Photo by Kuntumie Fadika

“Having been my first time stepping in a show, I felt the pressure to succeed over failing,” said Corbett, a senior English major at the University of the District of Columbia. “But after a while I found out that while the work was hard, it was worth it, and I can’t wait to hit the stage again.”

Bakare Awakoaiye, a spring 2017 initiate and first vice president of Phi Beta Sigma Fraternity Inc., Alpha Chapter, said the process of preparing for the show was stressful but rewarding once all the hard work culminated on stage.

“It’s always different to go on stage and see all these people in front of you,” said Awakoaiye, a senior biology major who served as Phi Beta Sigma’s step show coordinator. “But the more you practice, the less you have to think about everything, and it comes more naturally. The end product of everything made it worthwhile … those eight minutes are worth it.”

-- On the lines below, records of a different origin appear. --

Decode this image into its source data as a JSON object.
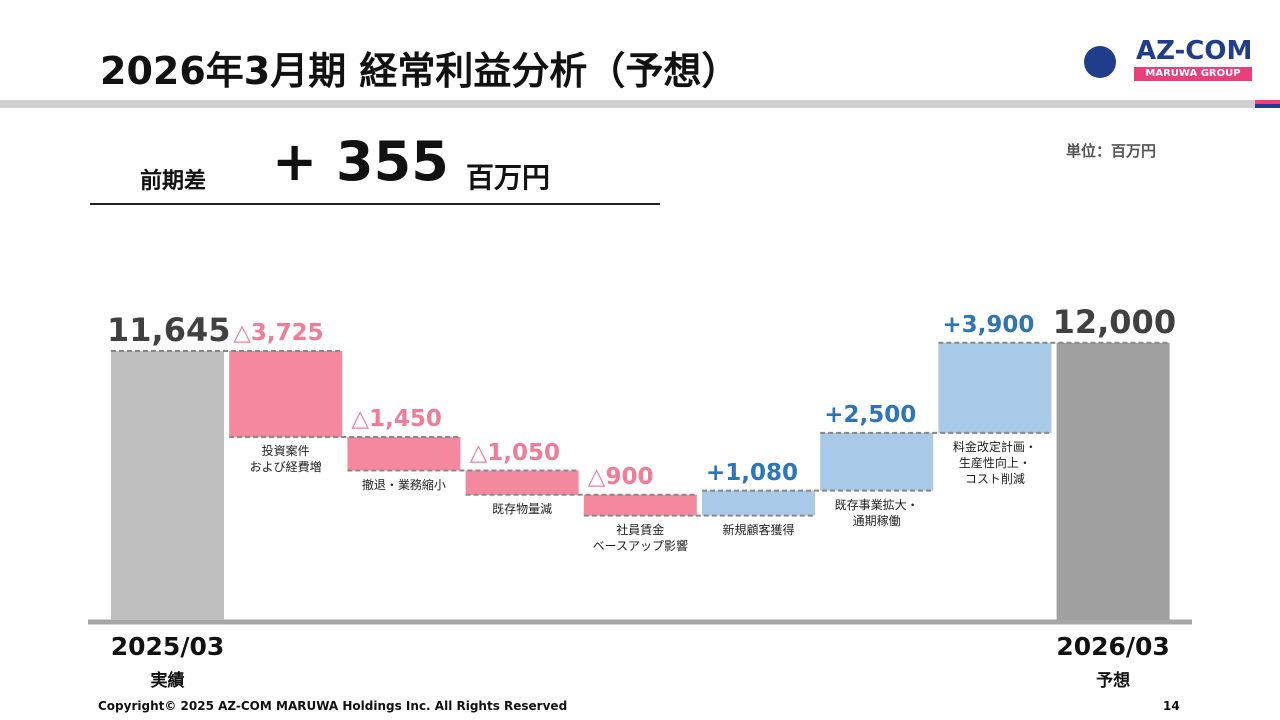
{
  "header": {
    "title": "2026年3月期 経常利益分析（予想）",
    "logo": "AZ-COM",
    "logo_sub": "MARUWA GROUP"
  },
  "summary": {
    "label": "前期差",
    "difference": "+ 355",
    "unit": "百万円"
  },
  "unit_note": "単位：百万円",
  "footer": {
    "copyright": "Copyright© 2025 AZ-COM MARUWA Holdings Inc. All Rights Reserved",
    "page": "14"
  },
  "chart_data": {
    "type": "waterfall",
    "categories": [
      "2025/03",
      "投資案件\nおよび経費増",
      "撤退・業務縮小",
      "既存物量減",
      "社員賃金\nベースアップ影響",
      "新規顧客獲得",
      "既存事業拡大・\n通期稼働",
      "料金改定計画・\n生産性向上・\nコスト削減",
      "2026/03"
    ],
    "category_notes": [
      "実績",
      null,
      null,
      null,
      null,
      null,
      null,
      null,
      "予想"
    ],
    "values": [
      11645,
      -3725,
      -1450,
      -1050,
      -900,
      1080,
      2500,
      3900,
      12000
    ],
    "value_labels": [
      "11,645",
      "△3,725",
      "△1,450",
      "△1,050",
      "△900",
      "+1,080",
      "+2,500",
      "+3,900",
      "12,000"
    ],
    "colors": [
      "#bfbfbf",
      "#f4889f",
      "#f4889f",
      "#f4889f",
      "#f4889f",
      "#a9c9e8",
      "#a9c9e8",
      "#a9c9e8",
      "#a0a0a0"
    ],
    "label_colors": [
      "#404040",
      "#ef7d98",
      "#ef7d98",
      "#ef7d98",
      "#ef7d98",
      "#2e75b6",
      "#2e75b6",
      "#2e75b6",
      "#404040"
    ]
  }
}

Chase Shields, a fall 2008 initiate of Phi Beta Sigma Fraternity Inc., Beta Beta Theta Chapter, who stepped with my chapter, has been stepping since 2001 before becoming a member of Phi Beta Sigma. Shields said he enjoys being on stage with other fraternity brothers who are stepping for the first time to see what kind of show they put on in the moment.

“Even though we’re doing all this work and grinding for all these months, those minutes are nothing I’d ever trade for because they’re just great,” said Shields.

Overall, the teamwork and bonding through stepping with my fraternity brothers for the past couple of months was something that I will deeply cherish. Being a part of a BGLO is more than just wearing letters on your chest. In Phi Beta Sigma, my fraternity helps promote the ideals of brotherhood, scholarship and service.

Through stepping, it is great to not only represent our fraternity but to also honor our ancestors in Africa through movement, words and sounds with our entire being.

Paul Holston journalism major from Summerville, SC. He attends Howard University and served as 2016-17 editor-in-chief of The Hilltop.